God bless the rains down in Africa - Geography On Demand

 

Versione live molto suggestiva e piovosa del celebre brano dei Toto

Africa: continente complicato, sottovalutato ma soprattutto sconosciuto, nei libri di testo di Geografia: un po' di colore locale, un po' di deprecazioni sulla fame e lo sfruttamento dei bambini, con box sulla desertificazione (a volte) e le guerre dell'acqua (che stan passando di moda nel geografichese d'ordinanza), e nemmeno mezza riga sul tanto criticato olio di palma, (responsabile da qualche anno di tutti i mali ma anche colonna portante nell'economia di parecchi paesi malridotti).
Per carità, non si pretende di capire a fondo i problemi di un continente nel giro di due-tre mesi, ma magari non addormentarcisi su potrebbe essere già qualcosa - magari approfondendo un minimo la parte di geografia fisica, che è davvero spettacolare.
Anni fa, con una Terza un po' andante, tentati la carta della ricerca: uno stato per uno, da riferire, per cercare di formare un quadro più completo.
Funzionò così-così: certi stati erano e sono davvero complicati, a cominciare dalla Libia che colleziona governi in contemporanea e dal Corno d'Africa che colleziona guerre civili, e gli alunni non erano di quelli che ci perdono il sonno se non fanno un lavoro eccellente. E poi, insomma, ascoltare una carrellata di stati è un po' una palla.
Quest'anno ho tentato una strada diversa. 
Secondo me in Africa gli stati non contano molto, anche perché vanno e vengono - d i quelli che ho studiato alle medie ne saranno rimasti una decina, e parecchi han cambiato nome due volte, oltre che confini. Mi sono fatta l'idea che invece per l'Africa contino soprattutto le aree geografiche: bacini dei fiumi, foreste, punti di sfruttamento delle risorse.

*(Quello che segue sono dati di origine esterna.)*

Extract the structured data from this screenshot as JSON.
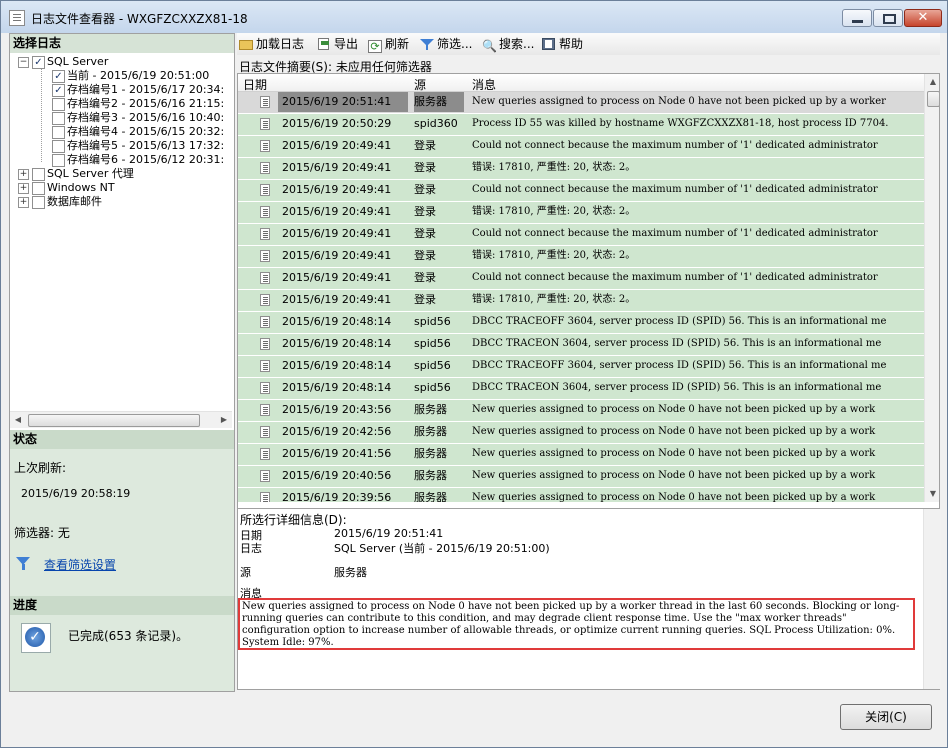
{
  "window": {
    "title": "日志文件查看器 - WXGFZCXXZX81-18"
  },
  "left": {
    "select_log_header": "选择日志",
    "tree": [
      {
        "label": "SQL Server",
        "checked": true,
        "expander": "−"
      },
      {
        "label": "当前 - 2015/6/19 20:51:00",
        "checked": true
      },
      {
        "label": "存档编号1 - 2015/6/17 20:34:",
        "checked": true
      },
      {
        "label": "存档编号2 - 2015/6/16 21:15:",
        "checked": false
      },
      {
        "label": "存档编号3 - 2015/6/16 10:40:",
        "checked": false
      },
      {
        "label": "存档编号4 - 2015/6/15 20:32:",
        "checked": false
      },
      {
        "label": "存档编号5 - 2015/6/13 17:32:",
        "checked": false
      },
      {
        "label": "存档编号6 - 2015/6/12 20:31:",
        "checked": false
      },
      {
        "label": "SQL Server 代理",
        "checked": false,
        "expander": "+"
      },
      {
        "label": "Windows NT",
        "checked": false,
        "expander": "+"
      },
      {
        "label": "数据库邮件",
        "checked": false,
        "expander": "+"
      }
    ],
    "status_header": "状态",
    "last_refresh_label": "上次刷新:",
    "last_refresh_value": "2015/6/19 20:58:19",
    "filter_label": "筛选器: 无",
    "view_filter_link": "查看筛选设置",
    "progress_header": "进度",
    "progress_text": "已完成(653 条记录)。"
  },
  "toolbar": {
    "load_log": "加载日志",
    "export": "导出",
    "refresh": "刷新",
    "filter": "筛选...",
    "search": "搜索...",
    "help": "帮助"
  },
  "summary_label": "日志文件摘要(S): 未应用任何筛选器",
  "columns": {
    "date": "日期",
    "source": "源",
    "message": "消息"
  },
  "rows": [
    {
      "date": "2015/6/19 20:51:41",
      "source": "服务器",
      "message": "New queries assigned to process on Node 0 have not been picked up by a worker"
    },
    {
      "date": "2015/6/19 20:50:29",
      "source": "spid360",
      "message": "Process ID 55 was killed by hostname WXGFZCXXZX81-18, host process ID 7704."
    },
    {
      "date": "2015/6/19 20:49:41",
      "source": "登录",
      "message": "Could not connect because the maximum number of '1' dedicated administrator"
    },
    {
      "date": "2015/6/19 20:49:41",
      "source": "登录",
      "message": "错误: 17810, 严重性: 20, 状态: 2。"
    },
    {
      "date": "2015/6/19 20:49:41",
      "source": "登录",
      "message": "Could not connect because the maximum number of '1' dedicated administrator"
    },
    {
      "date": "2015/6/19 20:49:41",
      "source": "登录",
      "message": "错误: 17810, 严重性: 20, 状态: 2。"
    },
    {
      "date": "2015/6/19 20:49:41",
      "source": "登录",
      "message": "Could not connect because the maximum number of '1' dedicated administrator"
    },
    {
      "date": "2015/6/19 20:49:41",
      "source": "登录",
      "message": "错误: 17810, 严重性: 20, 状态: 2。"
    },
    {
      "date": "2015/6/19 20:49:41",
      "source": "登录",
      "message": "Could not connect because the maximum number of '1' dedicated administrator"
    },
    {
      "date": "2015/6/19 20:49:41",
      "source": "登录",
      "message": "错误: 17810, 严重性: 20, 状态: 2。"
    },
    {
      "date": "2015/6/19 20:48:14",
      "source": "spid56",
      "message": "DBCC TRACEOFF 3604, server process ID (SPID) 56. This is an informational me"
    },
    {
      "date": "2015/6/19 20:48:14",
      "source": "spid56",
      "message": "DBCC TRACEON 3604, server process ID (SPID) 56. This is an informational me"
    },
    {
      "date": "2015/6/19 20:48:14",
      "source": "spid56",
      "message": "DBCC TRACEOFF 3604, server process ID (SPID) 56. This is an informational me"
    },
    {
      "date": "2015/6/19 20:48:14",
      "source": "spid56",
      "message": "DBCC TRACEON 3604, server process ID (SPID) 56. This is an informational me"
    },
    {
      "date": "2015/6/19 20:43:56",
      "source": "服务器",
      "message": "New queries assigned to process on Node 0 have not been picked up by a work"
    },
    {
      "date": "2015/6/19 20:42:56",
      "source": "服务器",
      "message": "New queries assigned to process on Node 0 have not been picked up by a work"
    },
    {
      "date": "2015/6/19 20:41:56",
      "source": "服务器",
      "message": "New queries assigned to process on Node 0 have not been picked up by a work"
    },
    {
      "date": "2015/6/19 20:40:56",
      "source": "服务器",
      "message": "New queries assigned to process on Node 0 have not been picked up by a work"
    },
    {
      "date": "2015/6/19 20:39:56",
      "source": "服务器",
      "message": "New queries assigned to process on Node 0 have not been picked up by a work"
    }
  ],
  "detail": {
    "header": "所选行详细信息(D):",
    "date_label": "日期",
    "date_value": "2015/6/19 20:51:41",
    "log_label": "日志",
    "log_value": "SQL Server (当前 - 2015/6/19 20:51:00)",
    "source_label": "源",
    "source_value": "服务器",
    "message_label": "消息",
    "message_value": "New queries assigned to process on Node 0 have not been picked up by a worker thread in the last 60 seconds. Blocking or long-running queries can contribute to this condition, and may degrade client response time. Use the \"max worker threads\" configuration option to increase number of allowable threads, or optimize current running queries. SQL Process Utilization: 0%. System Idle: 97%."
  },
  "close_button": "关闭(C)",
  "colors": {
    "row_green": "#cfe6cf",
    "section_green": "#dde9dd",
    "highlight_red": "#e03a3a"
  }
}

Magari si poteva partire da quelle.
Di solito, quando arriva un continente nuovo, faccio una bella lezione di geografia generale e interrogo diversi alunni alla carta del continente appesa alla parete.
Ma quest'anno è complicato farlo: le classi sono piccole, la bacchetta va sanificata ogni volta, anche per me andare alla carta in fondo alla classe per spiegare è un azzardo perché stare lontana due metri dai banchi diventa impossibile, senza contare il rischio da un giorno all'altro di tornare a lavorare a distanza.

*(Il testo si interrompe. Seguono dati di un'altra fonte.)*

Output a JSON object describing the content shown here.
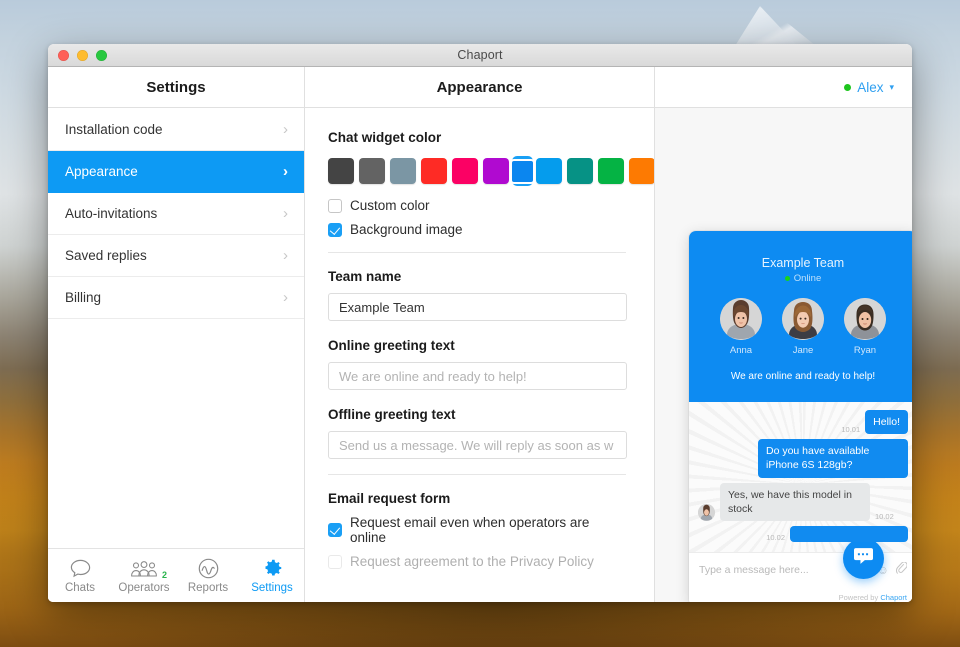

Così ho deciso di prendere tempo.
"Da quale stato volete cominciare?".
La risposta è stata unanime: il Sud-Africa.
Bene, niente problemi: c'era sul libro, poi c'è la storia dell'apartheid - che comincia ad essere un po' datata ormai, visto che l'apartheid è finita quasi trent'anni fa. Ad ogni modo qualsiasi insegnante di Lettere che abbia almeno sei mesi di esperienza alle spalle sa improvvisare senza problemi una lezioncina sulla Repubblica del Sud Africa: ci sono i Monti dei Draghi e il deserto Kalahari e il fiume Orange e il Vaal e le tre capitali e Nelson Mandela...

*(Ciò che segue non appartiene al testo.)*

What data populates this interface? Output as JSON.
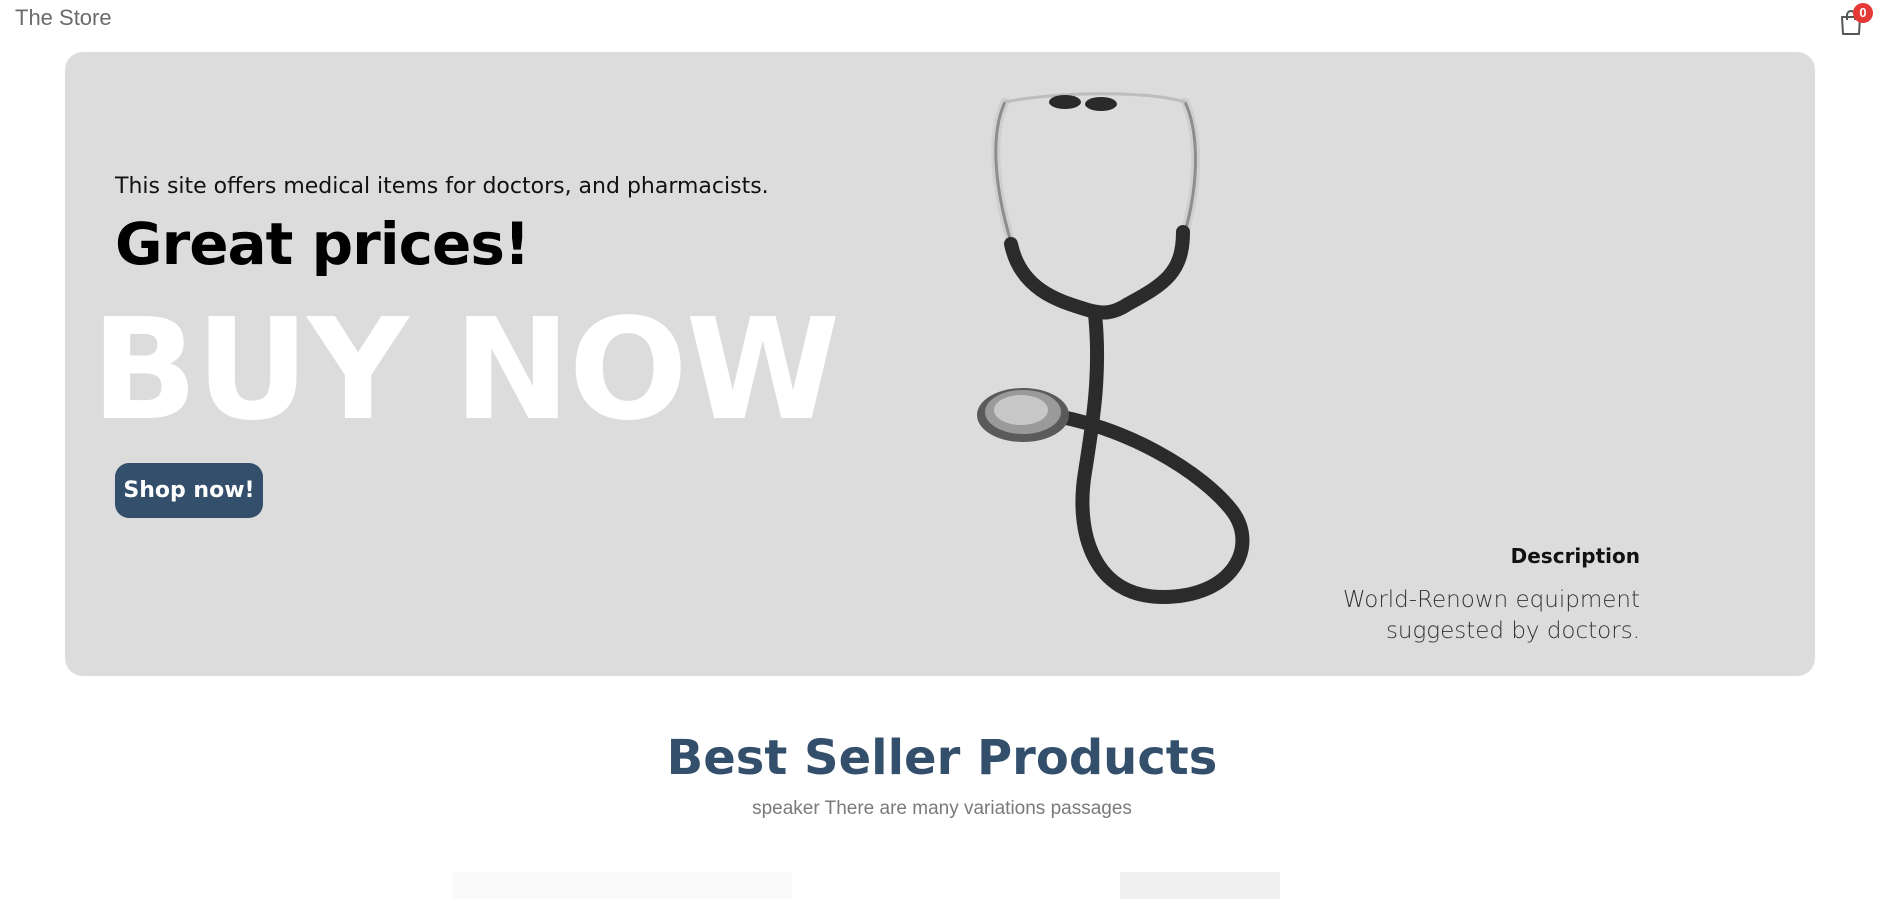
{
  "navbar": {
    "brand": "The Store",
    "cart_count": "0"
  },
  "hero": {
    "intro": "This site offers medical items for doctors, and pharmacists.",
    "headline": "Great prices!",
    "big_text": "BUY NOW",
    "button_label": "Shop now!",
    "description_title": "Description",
    "description_text": "World-Renown equipment suggested by doctors.",
    "image": "stethoscope"
  },
  "best_sellers": {
    "title": "Best Seller Products",
    "subtitle": "speaker There are many variations passages"
  },
  "colors": {
    "hero_bg": "#dcdcdc",
    "accent": "#344f6b",
    "badge": "#e53935"
  }
}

Lezioncina, le canoniche tre interrogazioni ed ecco fatto.
Però la parte fisica dell'Africa è davvero splendida, ed era un peccato sacrificarla.
Così ho assegnato a ognuno un fiume, una catena montuosa, un lago, la Rift Valley, un deserto... Ognuno avrebbe fatto la sua ricerchina e l'avrebbe esposta a modo suo: a immagini, a presentazione, a gesti, insomma come gli pareva. Poniamo di riuscire a fare l'esame nel solito modo, e poi era sempre un esercizio utile.
Giusto il giorno dopo la prima lussuosa esposizione sulla Rift Valley siamo entrati in quarantena.
Io nella Didattica a Distanza non interrogo. 
Cioè, non interrogavo.
A questo punto però, con le ricerche già fatte, non potevo fare altro.
E così ci siamo sciroppati tutte le ricerche sull'Africa fisica in remoto, col collegamento che perdeva colpi eccetera.
Ci siamo arrangiati, il collegamento ci ha abbastanza assistito e tutto sommato non è andata male. Ma, certo, erano nate come prove di esposizione e sono diventate spesso delle prove di lettura. Pazienza, la vita a volte va così, però vedere le cascate Vittoria o il Kilimangiaro proiettato in un francobollino sul computer non è proprio la stessa cosa che vederli sul grande schermo della LIM, tesssoro, proprio no.
"Bene, avete fatto le vostre ricerche, adesso tocca a me. Che stati  volete?".
Hanno scelto Congo, Malawi (perché gli era piaciuto il lago) e Burundi (gli piaceva il nome. Lo capisco, perché è sempre piaciuto molto anche a me. E ricordo che quando ero ragazzina c'era l'ancor più fascinoso Ruanda-Burundi, che adesso si è separato, il Ruanda da una parte e il Burundi dall'altra, e non è stata una separazione indolore).
"Ci vuole anche uno stato mediterraneo" ho detto "Almeno uno dobbiamo farlo, è previsto nel contratto".
Hanno scelto il Marocco.
Non uno di questi quattro stati era sul libro, e in seguito ho capito perché (a parte il Marocco, che a volte c'è e onestamente non morde, ma è spesso soppiantato dall'Egitto che in questo periodo mi sta mortalmente antipatico).

E partiamo col Congo.
Primo problema che ho trovato del Congo:  ce ne sono due - la Repubblica del Congo e la Repubblica Democratica del Congo, uno da una parte e l'altro dall'altra parte... del fiume Congo. E non era per niente facile capire di quale parlassero i vari siti geografici che spulciavo. Ho comunque scoperto che il primo era l'ex Congo Francese, e il secondo l'ex Congo Belga.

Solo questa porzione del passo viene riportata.